La cartella clinica scomparsa e la responsabilità dell’ospedale

Al centro della vicenda c’è proprio la mancanza della cartella clinica, che avrebbe confermato le trasfusioni effettuate durante l’intervento. La donna si è ammalata di epatite C e poi di gravi complicazioni, ma senza il documento la famiglia non poteva dimostrare il legame tra le cure ricevute e la malattia.

L’ospedale ha perso i fascicoli a causa di infiltrazioni d’acqua nei locali di archivio, rendendo impossibile recuperare le prove scritte. Così la famiglia si è trovata senza la documentazione essenziale per far valere i propri diritti.

Nel nostro ordinamento, chi custodisce i documenti medici deve garantirne la conservazione e la reperibilità.

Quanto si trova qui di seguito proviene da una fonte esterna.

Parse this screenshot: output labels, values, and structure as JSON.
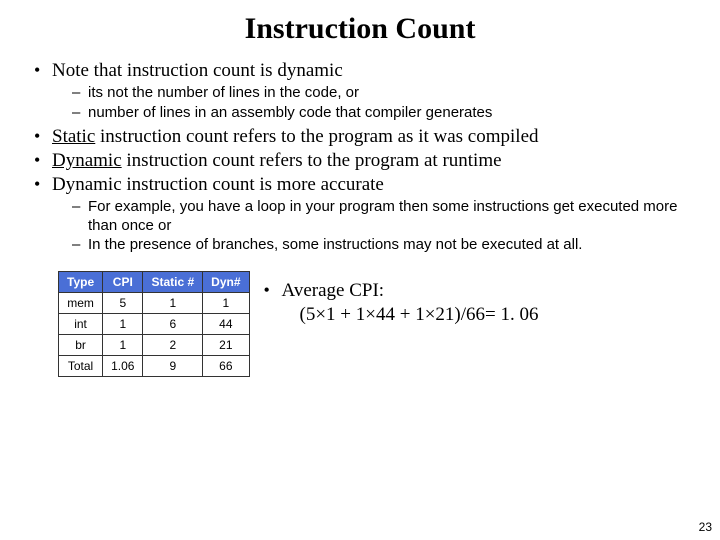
{
  "title": "Instruction Count",
  "bullets": {
    "b1": "Note that instruction count is dynamic",
    "b1_sub1": "its not the number of lines in the code, or",
    "b1_sub2": "number of lines in an assembly code that compiler generates",
    "b2_u": "Static",
    "b2_rest": " instruction count refers to the program as it was compiled",
    "b3_u": "Dynamic",
    "b3_rest": " instruction count refers to the program at runtime",
    "b4": "Dynamic instruction count is more accurate",
    "b4_sub1": "For example, you have a loop in your program then some instructions get executed more than once or",
    "b4_sub2": "In the presence of branches, some instructions may not be executed at all."
  },
  "table": {
    "headers": {
      "h1": "Type",
      "h2": "CPI",
      "h3": "Static #",
      "h4": "Dyn#"
    },
    "rows": [
      {
        "c1": "mem",
        "c2": "5",
        "c3": "1",
        "c4": "1"
      },
      {
        "c1": "int",
        "c2": "1",
        "c3": "6",
        "c4": "44"
      },
      {
        "c1": "br",
        "c2": "1",
        "c3": "2",
        "c4": "21"
      },
      {
        "c1": "Total",
        "c2": "1.06",
        "c3": "9",
        "c4": "66"
      }
    ]
  },
  "avg": {
    "label": "Average CPI:",
    "calc": "(5×1 + 1×44 + 1×21)/66= 1. 06"
  },
  "page_number": "23"
}
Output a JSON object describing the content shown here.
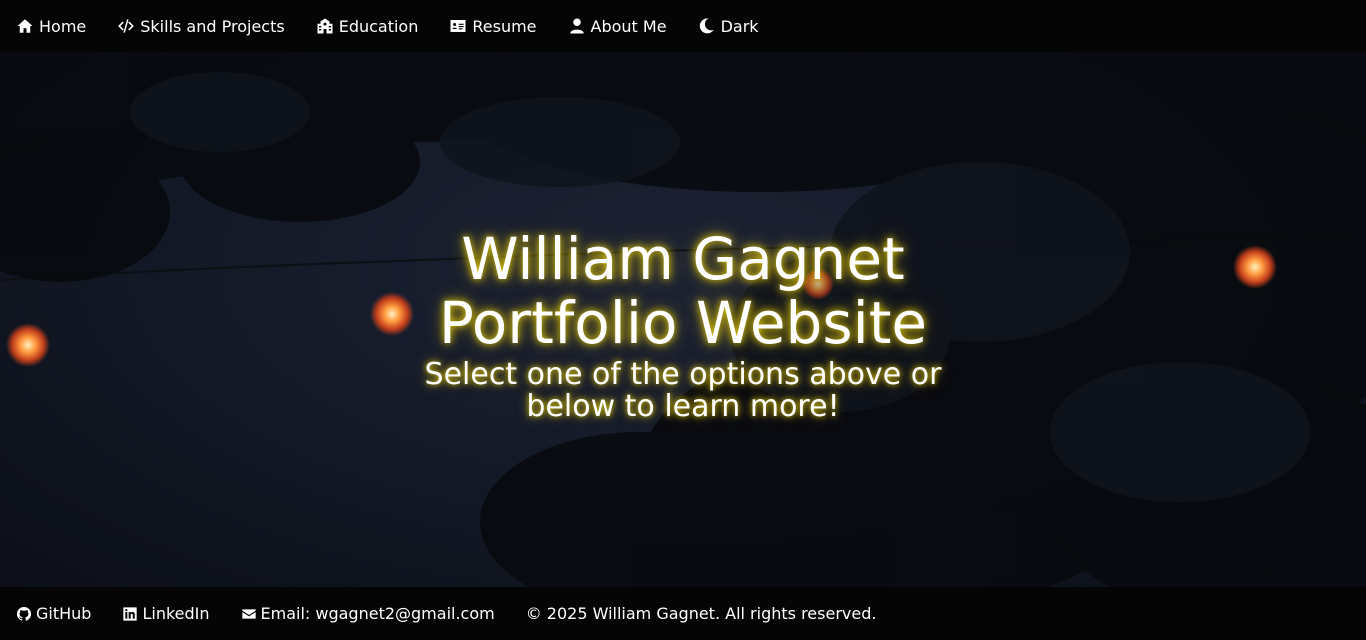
{
  "nav": {
    "items": [
      {
        "label": "Home",
        "icon": "home-icon"
      },
      {
        "label": "Skills and Projects",
        "icon": "code-icon"
      },
      {
        "label": "Education",
        "icon": "school-icon"
      },
      {
        "label": "Resume",
        "icon": "id-card-icon"
      },
      {
        "label": "About Me",
        "icon": "user-icon"
      },
      {
        "label": "Dark",
        "icon": "moon-icon"
      }
    ]
  },
  "hero": {
    "title_line1": "William Gagnet",
    "title_line2": "Portfolio Website",
    "subtitle": "Select one of the options above or below to learn more!",
    "glow_color": "#ffe600"
  },
  "footer": {
    "github_label": "GitHub",
    "linkedin_label": "LinkedIn",
    "email_label": "Email: wgagnet2@gmail.com",
    "copyright": "© 2025 William Gagnet. All rights reserved."
  },
  "colors": {
    "bar_background": "#050505",
    "hero_background": "#141a28",
    "text": "#ffffff"
  }
}
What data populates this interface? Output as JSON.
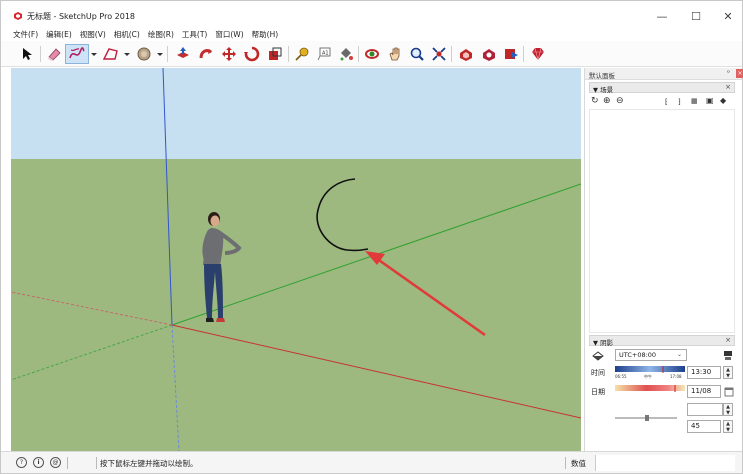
{
  "window": {
    "title": "无标题 - SketchUp Pro 2018",
    "controls": {
      "minimize": "—",
      "maximize": "☐",
      "close": "✕"
    }
  },
  "menu": [
    "文件(F)",
    "编辑(E)",
    "视图(V)",
    "相机(C)",
    "绘图(R)",
    "工具(T)",
    "窗口(W)",
    "帮助(H)"
  ],
  "toolbar": {
    "tools": [
      "select",
      "eraser",
      "freehand",
      "line",
      "paint",
      "push-pull",
      "follow-me",
      "move",
      "rotate",
      "scale",
      "tape-measure",
      "text",
      "paint-bucket",
      "orbit",
      "pan",
      "zoom",
      "zoom-extents",
      "warehouse",
      "extension-warehouse",
      "layout",
      "ruby"
    ],
    "active_tool": "freehand"
  },
  "tray": {
    "title": "默认面板",
    "pin": "ᵒ",
    "close": "×",
    "scenes": {
      "title": "▼ 场景",
      "close": "×",
      "icons": [
        "refresh-icon",
        "add-icon",
        "remove-icon",
        "move-up-icon",
        "move-down-icon",
        "view-options-icon",
        "details-icon",
        "expand-icon"
      ]
    },
    "shadows": {
      "title": "▼ 阴影",
      "close": "×",
      "timezone": "UTC+08:00",
      "time_label": "时间",
      "time_value": "13:30",
      "time_ticks": [
        "06:55",
        "中午",
        "17:08"
      ],
      "date_label": "日期",
      "date_value": "11/08",
      "light_value": "45"
    }
  },
  "status": {
    "hint": "按下鼠标左键并拖动以绘制。",
    "measure_label": "数值",
    "measure_value": ""
  },
  "colors": {
    "sky": "#c4def0",
    "ground": "#9cb87e",
    "axis_red": "#cc3333",
    "axis_green": "#33aa33",
    "axis_blue": "#3355cc",
    "arrow": "#e03a3a"
  }
}
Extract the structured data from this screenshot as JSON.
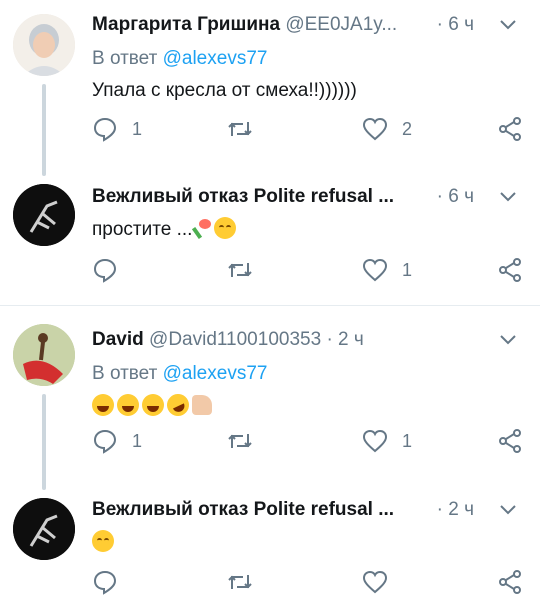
{
  "tweets": [
    {
      "name": "Маргарита Гришина",
      "handle": "@EE0JA1y...",
      "dot": "·",
      "time": "6 ч",
      "reply_prefix": "В ответ",
      "reply_to": "@alexevs77",
      "text": "Упала с кресла от смеха!!))))))",
      "counts": {
        "reply": "1",
        "retweet": "",
        "like": "2"
      }
    },
    {
      "name": "Вежливый отказ Polite refusal ...",
      "handle": "",
      "dot": "·",
      "time": "6 ч",
      "text": "простите ...",
      "emojis": [
        "bouquet",
        "smiling-face-with-smiling-eyes"
      ],
      "counts": {
        "reply": "",
        "retweet": "",
        "like": "1"
      }
    },
    {
      "name": "David",
      "handle": "@David1100100353",
      "dot": "·",
      "time": "2 ч",
      "reply_prefix": "В ответ",
      "reply_to": "@alexevs77",
      "emojis": [
        "grinning-squinting-face",
        "grinning-squinting-face",
        "grinning-squinting-face",
        "rolling-on-floor-laughing",
        "thumbs-up"
      ],
      "counts": {
        "reply": "1",
        "retweet": "",
        "like": "1"
      }
    },
    {
      "name": "Вежливый отказ Polite refusal ...",
      "handle": "",
      "dot": "·",
      "time": "2 ч",
      "emojis": [
        "smiling-face-with-smiling-eyes"
      ],
      "counts": {
        "reply": "",
        "retweet": "",
        "like": ""
      }
    }
  ],
  "colors": {
    "link": "#1da1f2",
    "muted": "#657786",
    "text": "#14171a",
    "thread": "#ccd6dd"
  },
  "icons": [
    "reply-icon",
    "retweet-icon",
    "like-icon",
    "share-icon",
    "chevron-down-icon"
  ]
}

Se questo non avviene, la responsabilità ricade sull’ente sanitario. È un principio già ribadito più volte dalla Corte di Cassazione e ora confermato dal Tribunale di Catania.

La battaglia legale e il rifiuto iniziale del risarcimento

Dopo la morte della donna, il marito ha affidato la causa all’avvocato Silvio Vignera, chiedendo l’indennizzo previsto per chi subisce danni da sangue infetto. La richiesta però è stata respinta dal ministero della Salute proprio perché mancava la cartella clinica a provare la trasfusione.

Questo documento era indispensabile per dimostrare il nesso tra terapia e danno. Senza la prova scritta, l’istanza è stata bocciata. Ma la famiglia non si è arresa e ha portato il caso davanti al tribunale.

La difesa ha sostenuto che non si può penalizzare chi chiede giustizia per la perdita di documenti causata dalla struttura sanitaria. Ha chiesto anche di ammettere testimonianze per ricostruire quanto accaduto, superando così il vuoto negli archivi.

Il verdetto: risarcimento anche senza cartella clinica

Il tribunale ha dato ragione alla difesa, escludendo che la mancanza della cartella clinica potesse bloccare il risarcimento. Ha sottolineato che è la struttura a dover rispondere se perde i documenti, e che il paziente o i suoi familiari non devono pagare il prezzo di quella negligenza.

È stata accettata la prova testimoniale per ricostruire i fatti. Alla fine, il ministero della Salute è stato condannato a pagare 77.500 euro al marito della donna.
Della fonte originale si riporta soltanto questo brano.